My colleague, Steven Mahone, with Colorado Citizens for Science, was taken by the latest episode of the popular series, “The Sopranos.” Evidently, producers, artists, and writers in the entertainment industry are very much aware of the whole evolution-creation-ID debate that affects our culture.
Here is Mr. Mahone’s recap of the relevant scenes:
Mob boss Tony Soprano is in the hospital recovering from a gunshot wound. He’s given a dinosaur book, and it’s sitting next to his bed. A young evangelical visits him, picks up the book, and comments, “Kids love dinosaurs” (isn’t this the “hook” often used by Answers in Genesis and Kent Hovind?). The evangelical goes on, “Most people are told that dinosaurs are millions of years removed from man, but the Bible tells us that’s just not true. Dinosaurs and man coexisted 6,000 years ago.” Tony responds, “You mean like The Flintstones? That’s not what scientists say.” The fundamentalist replies, “Evolution is just Satan’s way of coming between man and God.” Christopher (one of Tony’s wiseguys) chimes in irreverently, “You saying that T-Rex lived with Adam and Eve in the Garden of Eden? They’d f***ing be running for their lives all the time. Some paradise!” The evangelical then gives Tony the Charles Colson book, “Born Again,” and asks him to read it. Colson, as most of you know, was a Watergate conspirator who found the Protestant God while serving time in prison and became an avid anti-evolutionist. (There’s no explanation as to why Colson didn’t find God before he committed a felony.)
A man in the room next to Tony is a retired engineer from Bell Labs (played by Hal Holbrook). Tony starts asking him questions about life, the Universe, faith, etc. It gets real deep. The engineer is rational and scientific, and tells Tony about Schrödinger’s cat, the impossibility of eternal life, how everything is connected, etc. Tony wants to hear more but the guy is heading for surgery. The engineer comes out of surgery with his larynx removed! He can’t talk any more! Was this a metaphor on the part of the writers, suggesting that the voice of reason is being silenced? Was the Protestant God responsible, or is the impersonal universe just trudging along as it must?

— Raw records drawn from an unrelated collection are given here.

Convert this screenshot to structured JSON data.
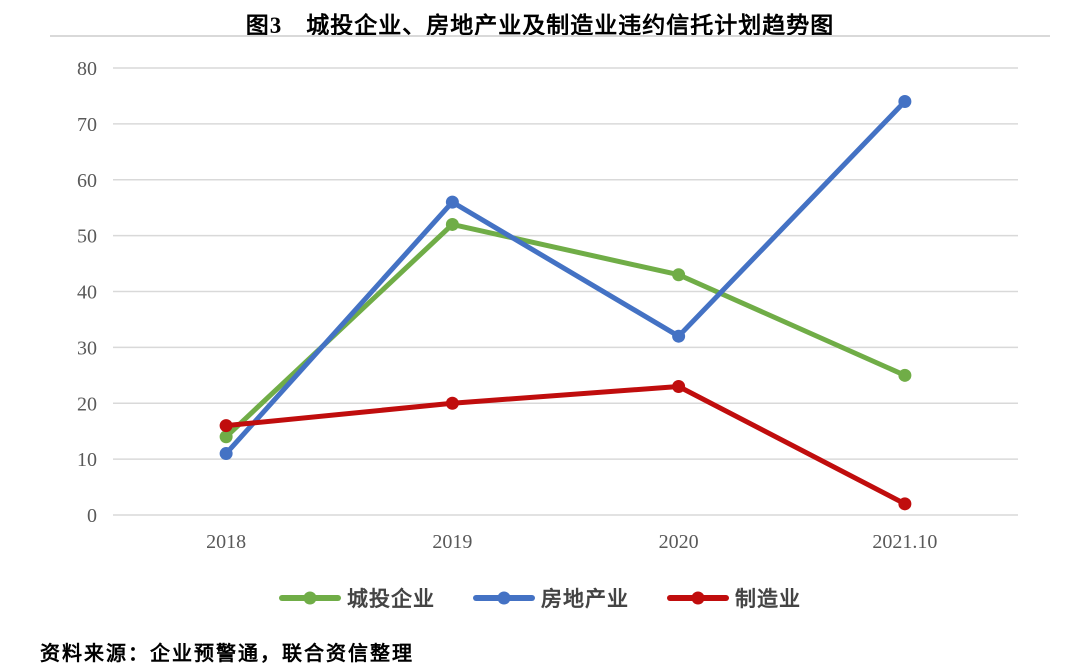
{
  "title": "图3　城投企业、房地产业及制造业违约信托计划趋势图",
  "source_note": "资料来源：企业预警通，联合资信整理",
  "colors": {
    "green_series": "#70AD47",
    "blue_series": "#4472C4",
    "red_series": "#C00D0D",
    "grid": "#D9D9D9",
    "tick_text": "#595959",
    "divider": "#D9D9D9",
    "legend_text": "#444444",
    "background": "#FFFFFF"
  },
  "chart_data": {
    "type": "line",
    "title": "图3　城投企业、房地产业及制造业违约信托计划趋势图",
    "categories": [
      "2018",
      "2019",
      "2020",
      "2021.10"
    ],
    "series": [
      {
        "name": "城投企业",
        "color": "#70AD47",
        "values": [
          14,
          52,
          43,
          25
        ]
      },
      {
        "name": "房地产业",
        "color": "#4472C4",
        "values": [
          11,
          56,
          32,
          74
        ]
      },
      {
        "name": "制造业",
        "color": "#C00D0D",
        "values": [
          16,
          20,
          23,
          2
        ]
      }
    ],
    "xlabel": "",
    "ylabel": "",
    "ylim": [
      0,
      80
    ],
    "ytick_step": 10,
    "y_ticks": [
      0,
      10,
      20,
      30,
      40,
      50,
      60,
      70,
      80
    ],
    "grid": true,
    "gridlines": "horizontal",
    "legend_position": "bottom",
    "marker": "circle",
    "line_width": 5
  }
}
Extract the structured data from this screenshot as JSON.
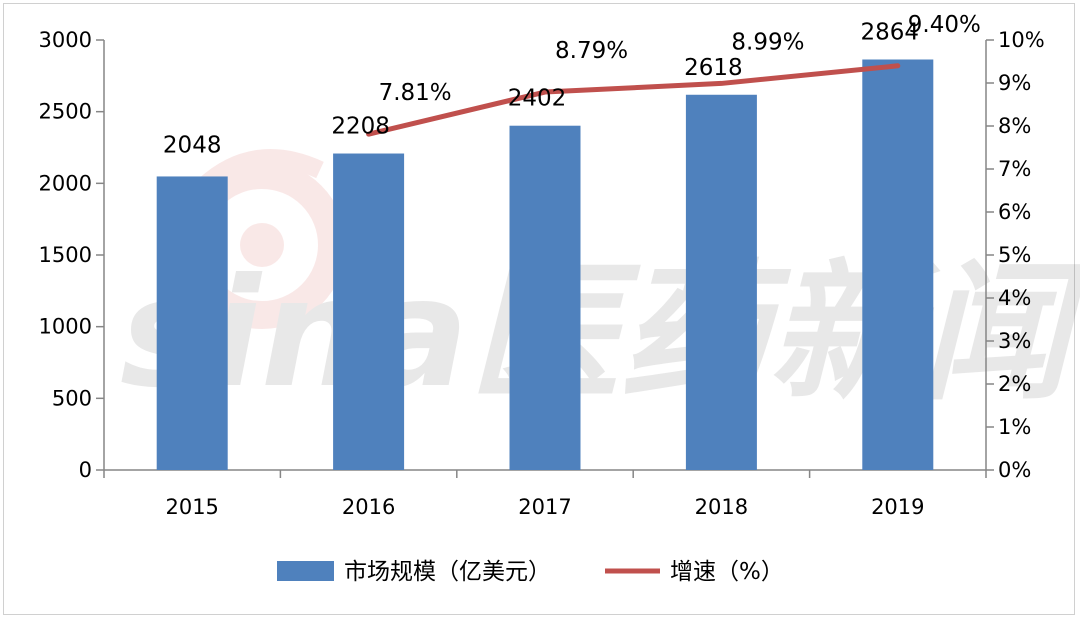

Actor Hal Holbrook also played Mark Twain for years in a one-man play; Mark Twain once proclaimed, “Faith is believing in what you know ain’t so.” Ironically, Holbrook also played Deep Throat in the movie “All The President’s Men.” Deep Throat was the character who eventually brought down Colson. Thse “coincidences” were probably intentional on the part of “The Sopranos” producers. Very clever and very calculated – perhaps even intelligently designed?